Neither the article nor Ermey's character undergo any development -- that is, Ermey does not learn anything or change; and the article as a whole does not lead the reader through a series of steps to a deeper final understanding. In an essay, for instance, a thesis statement starts a piece, a development section enlarges upon the thesis statement and presents additional views, and a closing summary re-examines the thesis in light of what has been learned. In a hero story the hero leaves home in one condition, encounters hardships, consults wise men, overcomes trials, and returns home changed. In both cases the piece develops, and has a beginning, a middle, and an end.
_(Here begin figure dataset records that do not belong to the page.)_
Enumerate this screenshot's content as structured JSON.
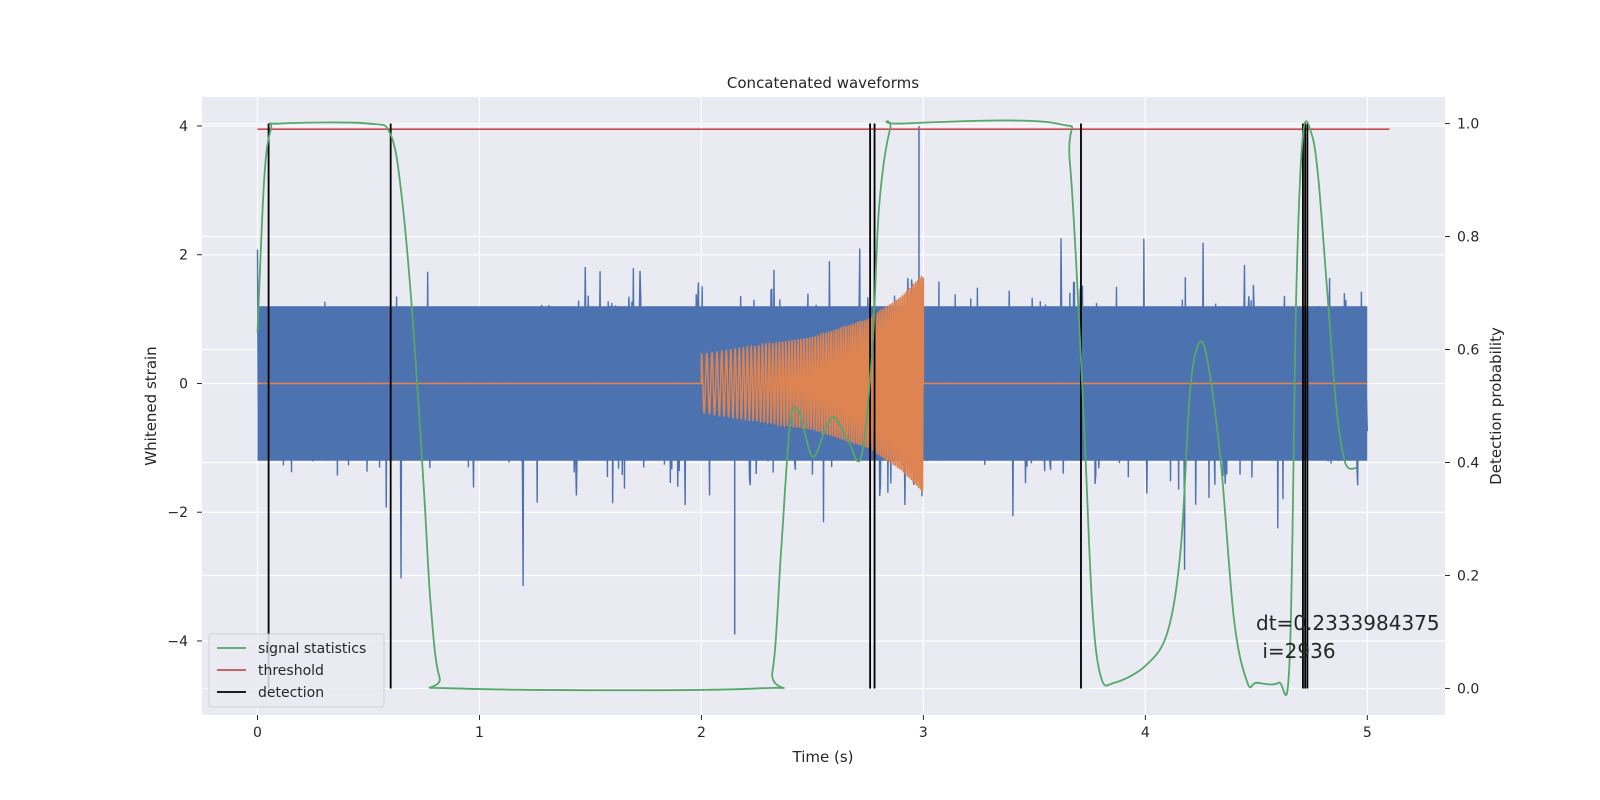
{
  "chart_data": {
    "type": "line",
    "title": "Concatenated waveforms",
    "xlabel": "Time (s)",
    "ylabel": "Whitened strain",
    "ylabel_right": "Detection probability",
    "xlim": [
      -0.25,
      5.35
    ],
    "ylim": [
      -5.15,
      4.45
    ],
    "ylim_right": [
      -0.047,
      1.047
    ],
    "xticks": [
      0,
      1,
      2,
      3,
      4,
      5
    ],
    "yticks": [
      -4,
      -2,
      0,
      2,
      4
    ],
    "yticks_right": [
      0.0,
      0.2,
      0.4,
      0.6,
      0.8,
      1.0
    ],
    "xtick_labels": [
      "0",
      "1",
      "2",
      "3",
      "4",
      "5"
    ],
    "ytick_labels": [
      "−4",
      "−2",
      "0",
      "2",
      "4"
    ],
    "ytick_right_labels": [
      "0.0",
      "0.2",
      "0.4",
      "0.6",
      "0.8",
      "1.0"
    ],
    "grid": true,
    "legend_position": "lower-left",
    "legend": [
      {
        "label": "signal statistics",
        "color": "#55a868"
      },
      {
        "label": "threshold",
        "color": "#c44e52"
      },
      {
        "label": "detection",
        "color": "#000000"
      }
    ],
    "series": [
      {
        "name": "strain",
        "axis": "left",
        "color": "#4c72b0",
        "x_range": [
          0,
          5
        ],
        "amplitude_band": [
          -1.2,
          1.2
        ],
        "approx_extremes": {
          "max": 4.0,
          "min": -3.9
        }
      },
      {
        "name": "injected waveform",
        "axis": "left",
        "color": "#dd8452",
        "x": [
          0.0,
          2.0,
          2.0,
          2.5,
          2.75,
          2.9,
          3.0,
          3.0,
          5.0
        ],
        "envelope": [
          0.0,
          0.0,
          0.45,
          0.72,
          1.0,
          1.35,
          1.7,
          0.0,
          0.0
        ],
        "chirp_frequency_hz": [
          40,
          120
        ]
      },
      {
        "name": "signal statistics",
        "axis": "right",
        "color": "#55a868",
        "x": [
          0.0,
          0.03,
          0.06,
          0.1,
          0.5,
          0.6,
          0.65,
          0.7,
          0.75,
          0.78,
          0.82,
          0.9,
          2.25,
          2.32,
          2.36,
          2.4,
          2.44,
          2.5,
          2.56,
          2.6,
          2.66,
          2.72,
          2.77,
          2.8,
          2.85,
          2.9,
          3.6,
          3.66,
          3.72,
          3.76,
          3.8,
          3.86,
          4.0,
          4.1,
          4.16,
          4.2,
          4.24,
          4.28,
          4.34,
          4.4,
          4.46,
          4.5,
          4.6,
          4.65,
          4.68,
          4.71,
          4.75,
          4.78,
          4.82,
          4.86,
          4.9,
          4.95
        ],
        "y": [
          0.63,
          0.9,
          0.99,
          1.0,
          1.0,
          0.98,
          0.87,
          0.65,
          0.35,
          0.15,
          0.02,
          0.0,
          0.0,
          0.03,
          0.25,
          0.47,
          0.49,
          0.41,
          0.46,
          0.48,
          0.44,
          0.41,
          0.6,
          0.85,
          0.99,
          1.0,
          1.0,
          0.93,
          0.5,
          0.15,
          0.02,
          0.01,
          0.04,
          0.1,
          0.25,
          0.52,
          0.61,
          0.58,
          0.4,
          0.12,
          0.01,
          0.01,
          0.01,
          0.05,
          0.7,
          0.98,
          0.98,
          0.9,
          0.7,
          0.5,
          0.4,
          0.39
        ]
      },
      {
        "name": "threshold",
        "axis": "right",
        "color": "#c44e52",
        "x": [
          0.0,
          5.1
        ],
        "y": [
          0.99,
          0.99
        ]
      }
    ],
    "detections": [
      0.05,
      0.6,
      2.76,
      2.78,
      3.71,
      4.71,
      4.72,
      4.73
    ],
    "detection_color": "#000000",
    "detection_range_right": [
      0.0,
      1.0
    ],
    "annotation": {
      "line1": "dt=0.2333984375",
      "line2": " i=2936",
      "x": 4.5,
      "y": -3.85
    }
  }
}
By the end the reader feels as if he has followed a path leading somewhere.
An article of any length which has no development also tends to be flat, I think. It seems as if the reader has walked around a parking lot -- he has moved around but he never really got anywhere and ended up pretty much where he began.
You have a lot of possibilities with this article.
You could structure it like the comic escalating list -- Ermey as Marine drill sergeant yelling at recruits, Ermey as Hollywood actor yelling at directors, a suburban Ermey married and yelling at his wife and kids, an old dying Ermey in a hospital yelling at doctors and nurses, Ermey in Heaven yelling at the angels, Ermey sent to Hell yelling at demons, Ermey kicked out of both Heaven and Hell and in some sort of limbo looking around for somebody to yell at. The trick would probably be to up the ante with each new escalation -- keep the reader guessing about how much more ridiculous you can get.
Or you could present Ermey as comically struggling throughout the piece -- he could struggle against being a drill sergeant in everything he does (he might struggle not to yell at his dying mother, above); or he could struggle to maintain his drill-sergeant persona against all odds (he would struggle not to comfort his dying mother, struggle to yell at her instead). The internal conflict can lead to whatever outcome you want by the end of the piece.
Or whatever. I have already chattered away pretentiously for far too long. This advice may be nothing more than the insane ramblings of a flatulent lunatic. You have been warned. --OEJ 14:36, 24 March 2007 (UTC)
[edit] Quotes sound accurate.
Are they (gasp) fact or fiction? Barcode711 02:00, 19 September 2007 (UTC)
- Both actually, if that makes any sense. R. Lee Ermey actually talks that way in real life. So it is kind of hard to tell if they are fact or fiction, but my theory is that they are both fact and fiction. Ermey plays a lot of different characters in movies and TV shows and cartoons, but it is the same character, the same voice, the same cussing, the same anger, so nobody can tell the real difference between Ermey in fiction and Ermey in real life. Ermey has William Shattner disease or something and plays all of his characters with his own personality, etc. --Lt. Sir Orion Blastar (talk) 03:13, 20 September 2007 (UTC)
[edit] What Quotes?!
There are no quotes. Alien Hunter 09:14, 18 May 2008 (UTC)
- Never mind. Just found them. Alien Hunter 09:18, 18 May 2008 (UTC)
[edit] Audio
Can someone make a audio recording of this article, even do it while doing a voice impression of R. Lee Ermey?
- Also need voice overs for the Admins, liberals, the toilets(In one of his quotes, the toilets say YES SIR!)
- Getting old and senile. Alien Hunter 17:22, 20 May 2008 (UTC)
- Also need voice overs for the Admins, liberals, the toilets(In one of his quotes, the toilets say YES SIR!)